Monday, May 15, 2006

A Fair Share of Wealth

Just last week, Marc Lane, an attorney and financial consultant, wrote on that “repairing the broken process that allows pay and performance to diverge is probably the most important reform measure on boardroom tables.”

I couldn’t agree more.

One company that is already making enormous strides in this area is Progressive.

One of the nation’s leading auto insurers, Progressive has long been an innovative company in a traditional industry, pioneering online sales of car insurance, offering price quotes from other firms on its website and creating one-stop claims/repair process servicing. Now, Progressive is reinventing the way it pays cash dividends to shareholders.

Like most public companies, Progressive has traditionally paid its shareholders a modest cash dividend every quarter: 3¢ per share since the 3rd quarter of 2004. Starting in 2007, the company will pay a once-a-year dividend based on its after-tax underwriting profit, and the amount will be calculated using the “Gainshare Factor”, a performance score that Progressive currently uses to determine employee bonuses.

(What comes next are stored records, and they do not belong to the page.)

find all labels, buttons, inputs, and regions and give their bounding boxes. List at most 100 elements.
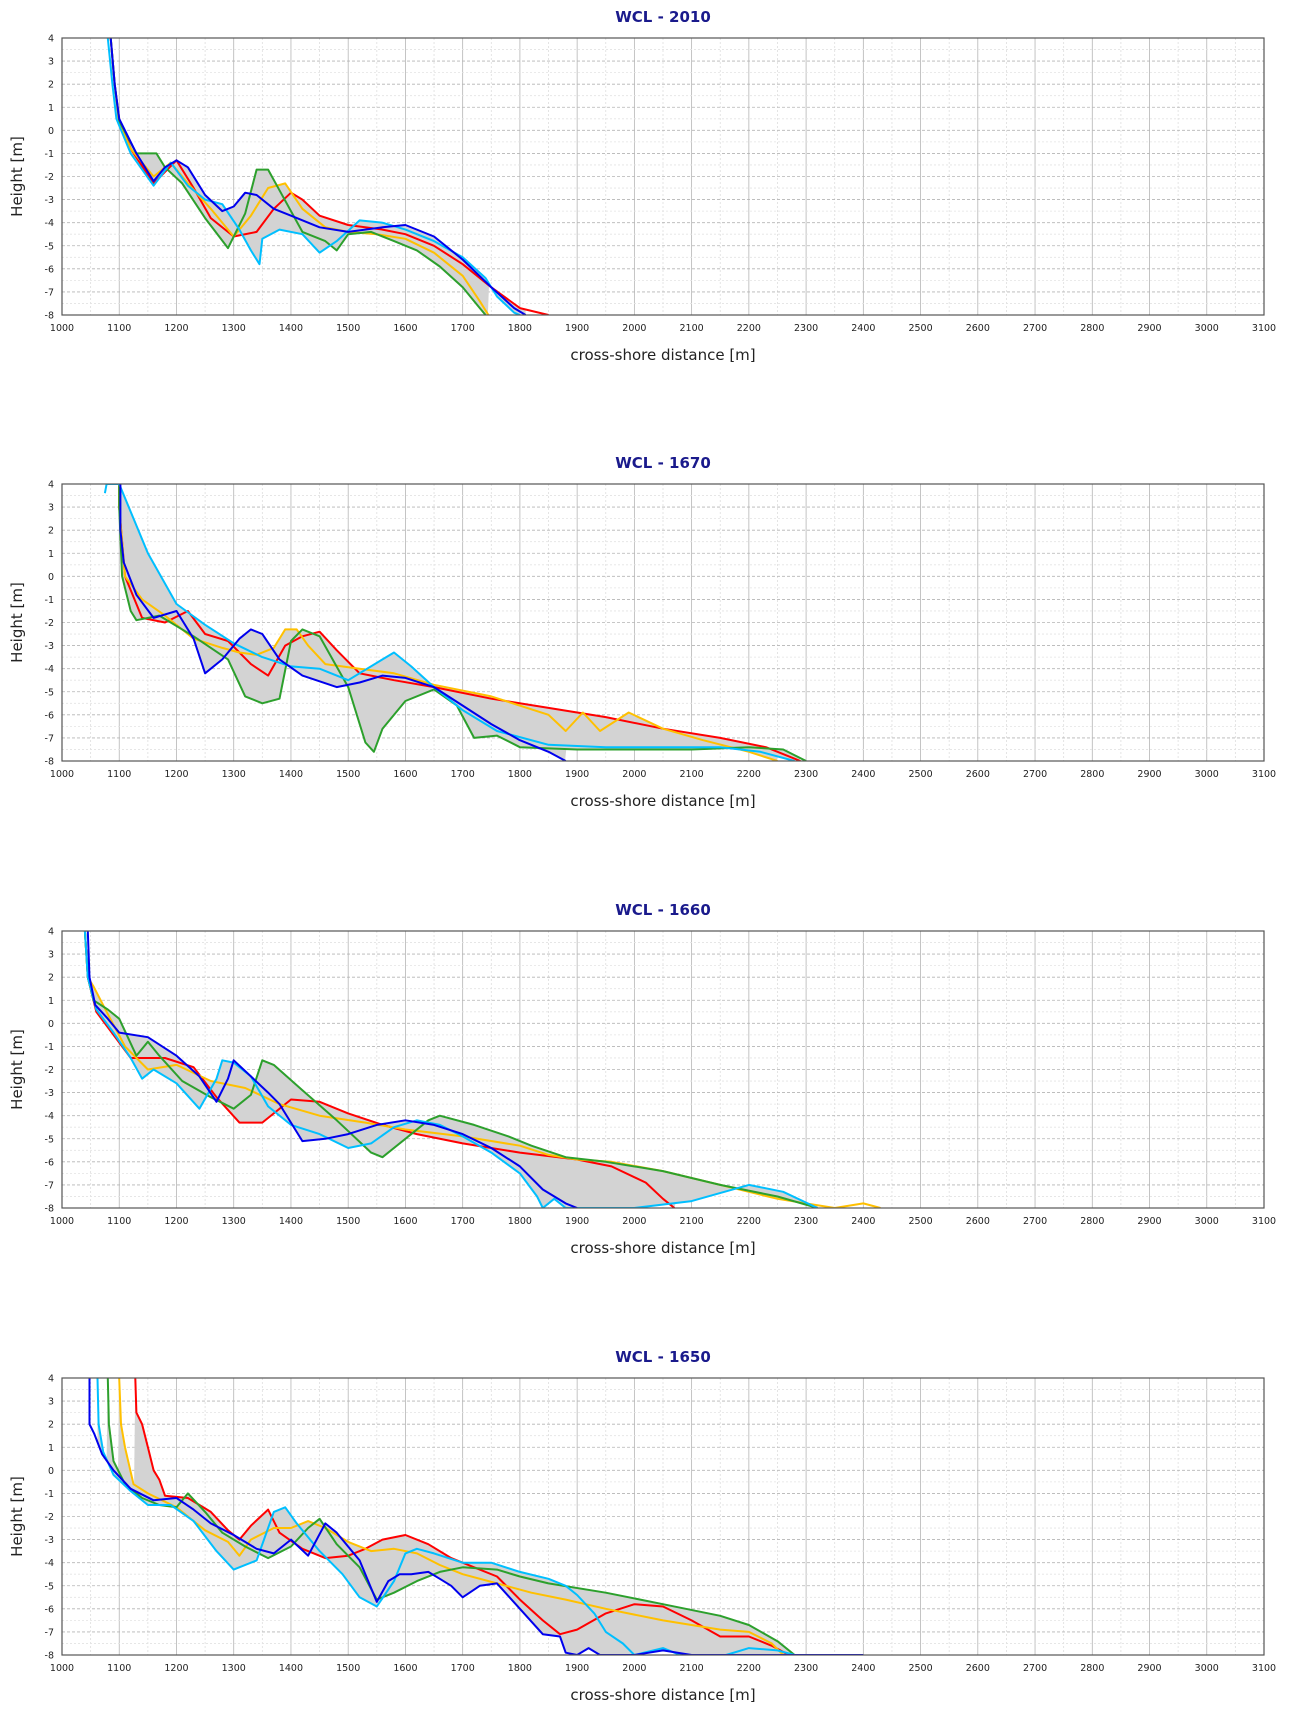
chart-panel-1: WCL - 2010 1000 1100 1200 1300 1400 1500 1600 17…: [0, 0, 1294, 380]
x-tick-label: 2600: [966, 1216, 990, 1227]
chart-title: WCL - 1660: [615, 901, 711, 919]
x-tick-label: 1000: [50, 1216, 74, 1227]
series-line-1: [134, 1378, 790, 1655]
y-tick-label: -2: [45, 1065, 54, 1076]
x-tick-label: 2600: [966, 323, 990, 334]
y-axis-label: Height [m]: [8, 1029, 26, 1110]
envelope-area: [97, 1378, 795, 1655]
x-tick-label: 1400: [279, 769, 303, 780]
y-tick-label: -5: [45, 1581, 54, 1592]
x-tick-label: 1400: [279, 1663, 303, 1674]
x-tick-label: 2100: [680, 1663, 704, 1674]
y-tick-label: 1: [48, 103, 54, 114]
x-tick-label: 1200: [164, 1216, 188, 1227]
y-tick-label: 0: [48, 1019, 54, 1030]
series-line-4: [96, 1378, 795, 1655]
x-tick-label: 2400: [851, 1663, 875, 1674]
x-tick-label: 2800: [1080, 323, 1104, 334]
x-tick-label: 3100: [1252, 1216, 1276, 1227]
x-tick-label: 1600: [393, 1663, 417, 1674]
y-tick-label: -1: [45, 1489, 54, 1500]
x-tick-label: 1000: [50, 323, 74, 334]
plot-border: [61, 37, 1265, 316]
y-tick-label: 1: [48, 549, 54, 560]
x-tick-label: 2200: [737, 769, 761, 780]
x-tick-label: 1500: [336, 1663, 360, 1674]
x-tick-label: 1700: [451, 323, 475, 334]
y-tick-label: 2: [48, 526, 54, 537]
y-tick-label: -3: [45, 1535, 54, 1546]
y-tick-label: -1: [45, 595, 54, 606]
x-tick-label: 1800: [508, 1216, 532, 1227]
y-tick-label: 4: [48, 1374, 54, 1385]
x-tick-label: 1300: [222, 1216, 246, 1227]
y-tick-label: 4: [48, 480, 54, 491]
x-axis-label: cross-shore distance [m]: [570, 1239, 755, 1257]
x-tick-label: 3000: [1195, 1663, 1219, 1674]
x-tick-label: 1100: [107, 1216, 131, 1227]
x-tick-label: 2300: [794, 1216, 818, 1227]
series-line-4: [83, 931, 818, 1208]
y-tick-label: 1: [48, 1443, 54, 1454]
profile-chart-1: WCL - 2010 1000 1100 1200 1300 1400 1500 1600 17…: [8, 8, 1276, 364]
x-tick-label: 1100: [107, 769, 131, 780]
x-tick-label: 1700: [451, 769, 475, 780]
y-tick-label: -8: [45, 757, 54, 768]
x-tick-label: 2100: [680, 769, 704, 780]
x-tick-label: 2900: [1137, 769, 1161, 780]
chart-panel-4: WCL - 1650 1000 1100 1200 1300 1400 1500 1600 17…: [0, 1340, 1294, 1720]
x-tick-label: 2000: [622, 1663, 646, 1674]
y-tick-label: -6: [45, 710, 54, 721]
x-tick-label: 2400: [851, 769, 875, 780]
y-tick-label: -3: [45, 1088, 54, 1099]
x-tick-label: 1200: [164, 1663, 188, 1674]
x-tick-label: 1500: [336, 1216, 360, 1227]
y-tick-label: 0: [48, 1466, 54, 1477]
grid: [61, 1377, 1265, 1656]
x-tick-label: 2700: [1023, 769, 1047, 780]
y-tick-label: 2: [48, 1420, 54, 1431]
x-tick-label: 2100: [680, 323, 704, 334]
chart-panel-2: WCL - 1670 1000 1100 1200 1300 1400 1500 1600 17…: [0, 446, 1294, 826]
y-tick-label: -7: [45, 287, 54, 298]
x-tick-label: 1000: [50, 769, 74, 780]
x-axis-label: cross-shore distance [m]: [570, 1686, 755, 1704]
y-tick-label: 2: [48, 80, 54, 91]
chart-panel-3: WCL - 1660 1000 1100 1200 1300 1400 1500 1600 17…: [0, 893, 1294, 1273]
series-line-5: [88, 1378, 864, 1655]
y-tick-label: -3: [45, 195, 54, 206]
x-tick-label: 2500: [908, 769, 932, 780]
y-tick-label: -3: [45, 641, 54, 652]
x-tick-label: 1900: [565, 769, 589, 780]
x-tick-label: 2900: [1137, 1663, 1161, 1674]
x-tick-label: 1900: [565, 1663, 589, 1674]
y-tick-label: 4: [48, 927, 54, 938]
x-tick-label: 2000: [622, 1216, 646, 1227]
y-tick-label: 0: [48, 126, 54, 137]
x-tick-label: 1700: [451, 1663, 475, 1674]
x-tick-label: 2300: [794, 1663, 818, 1674]
y-tick-label: 0: [48, 572, 54, 583]
chart-title: WCL - 1670: [615, 454, 711, 472]
x-tick-label: 1800: [508, 769, 532, 780]
y-tick-label: -8: [45, 1651, 54, 1662]
plot-border: [61, 930, 1265, 1209]
y-tick-label: 2: [48, 973, 54, 984]
y-tick-label: -2: [45, 172, 54, 183]
x-tick-label: 1900: [565, 323, 589, 334]
chart-title: WCL - 1650: [615, 1348, 711, 1366]
x-tick-label: 2700: [1023, 323, 1047, 334]
x-tick-label: 1600: [393, 769, 417, 780]
y-axis-label: Height [m]: [8, 136, 26, 217]
x-tick-label: 1600: [393, 323, 417, 334]
x-tick-label: 1500: [336, 323, 360, 334]
y-tick-label: 3: [48, 503, 54, 514]
y-tick-label: 3: [48, 57, 54, 68]
x-tick-label: 2000: [622, 323, 646, 334]
x-tick-label: 2800: [1080, 1663, 1104, 1674]
x-tick-label: 3100: [1252, 769, 1276, 780]
x-tick-label: 1600: [393, 1216, 417, 1227]
x-tick-label: 1900: [565, 1216, 589, 1227]
x-tick-label: 2600: [966, 769, 990, 780]
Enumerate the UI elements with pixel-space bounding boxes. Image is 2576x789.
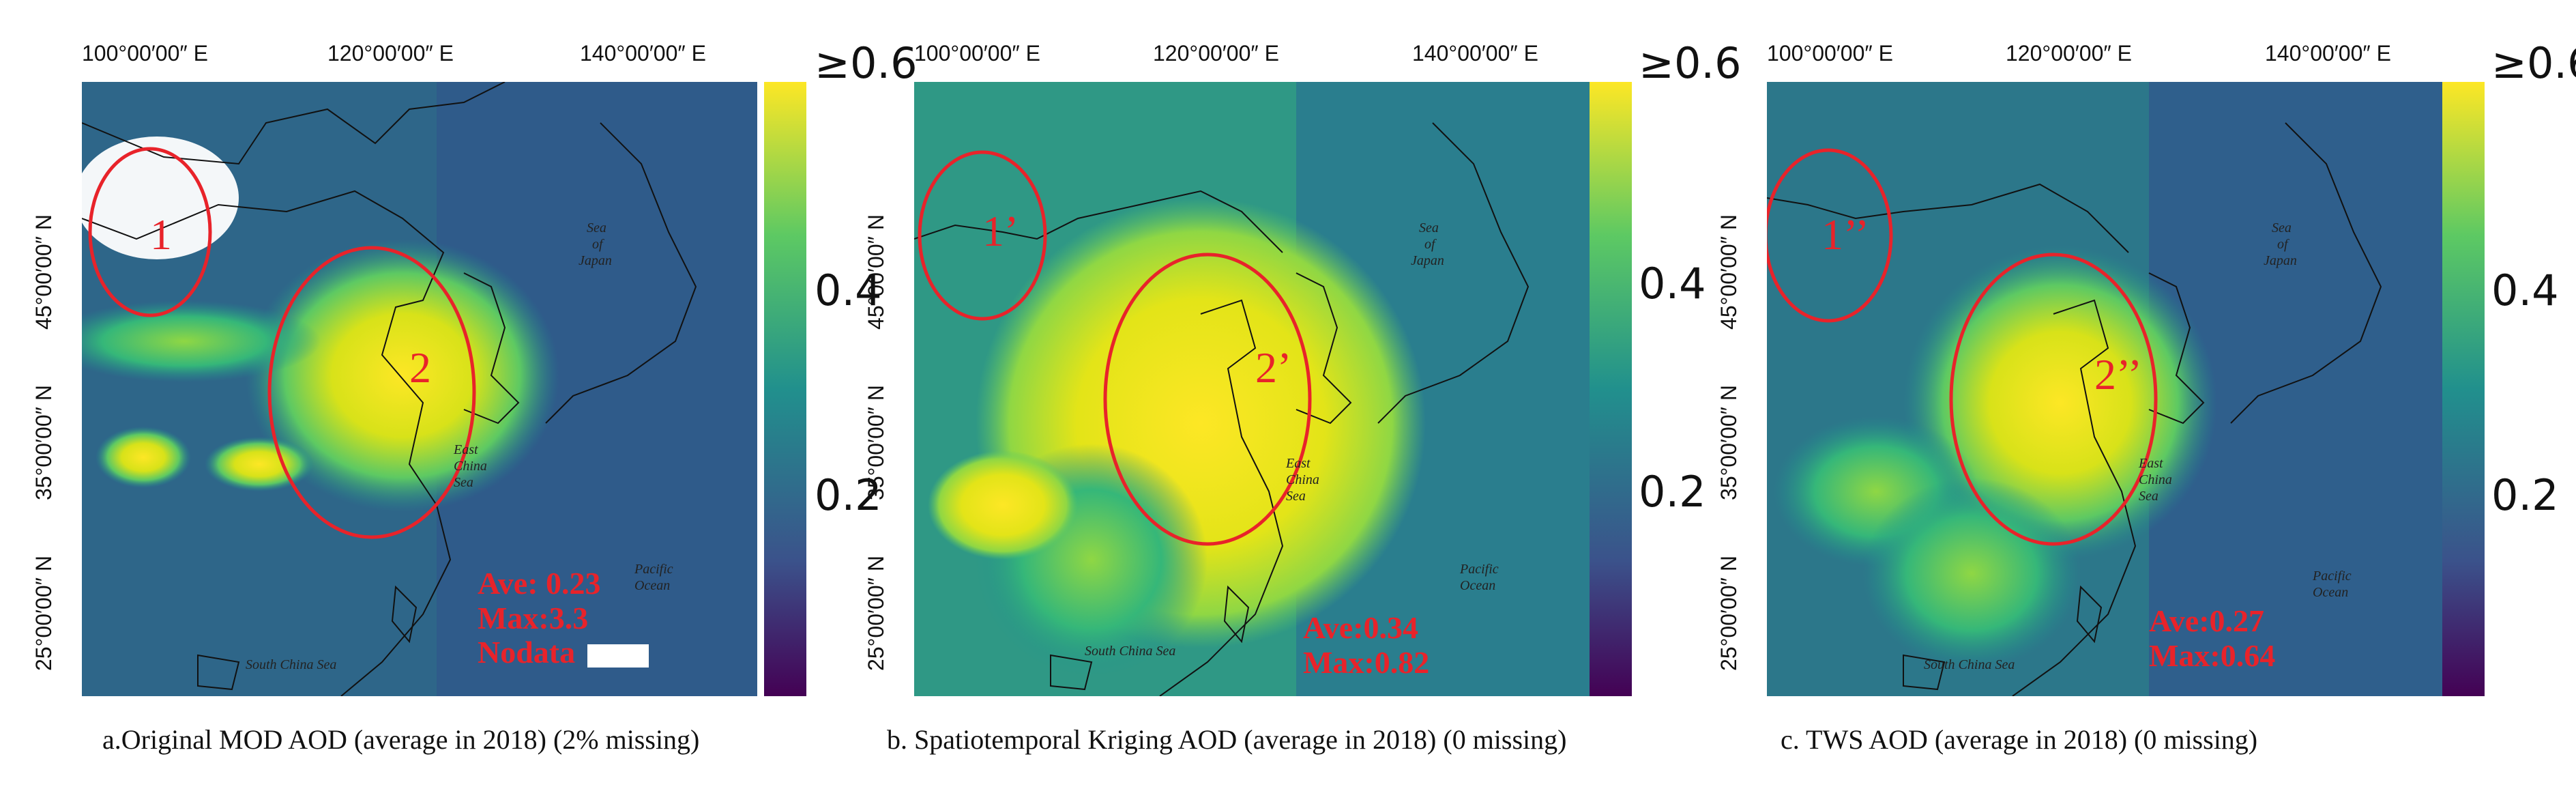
lat-tick: 35°00′00″ N [31, 385, 56, 500]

Shareholders will receive nothing in a bad year, 20% of the profits in an average year and 40% in a great year. (Had the new scenario been in place in 2004, shareholders would have received about $2.50 a share — approximately 20 times what they actually received.)

This new approach rewards employees and shareholders in years when the company is growing, while preserving capital when it’s most needed and when the company’s financial objectives haven’t been achieved.

“Innovation isn't just about new product,” says Mindy Wilson, who heads the Confederation of British Industry’s business performance group. “It's about the successful exploitation of ideas, both old and new.”

In my opinion, companies like Progressive are showing the way.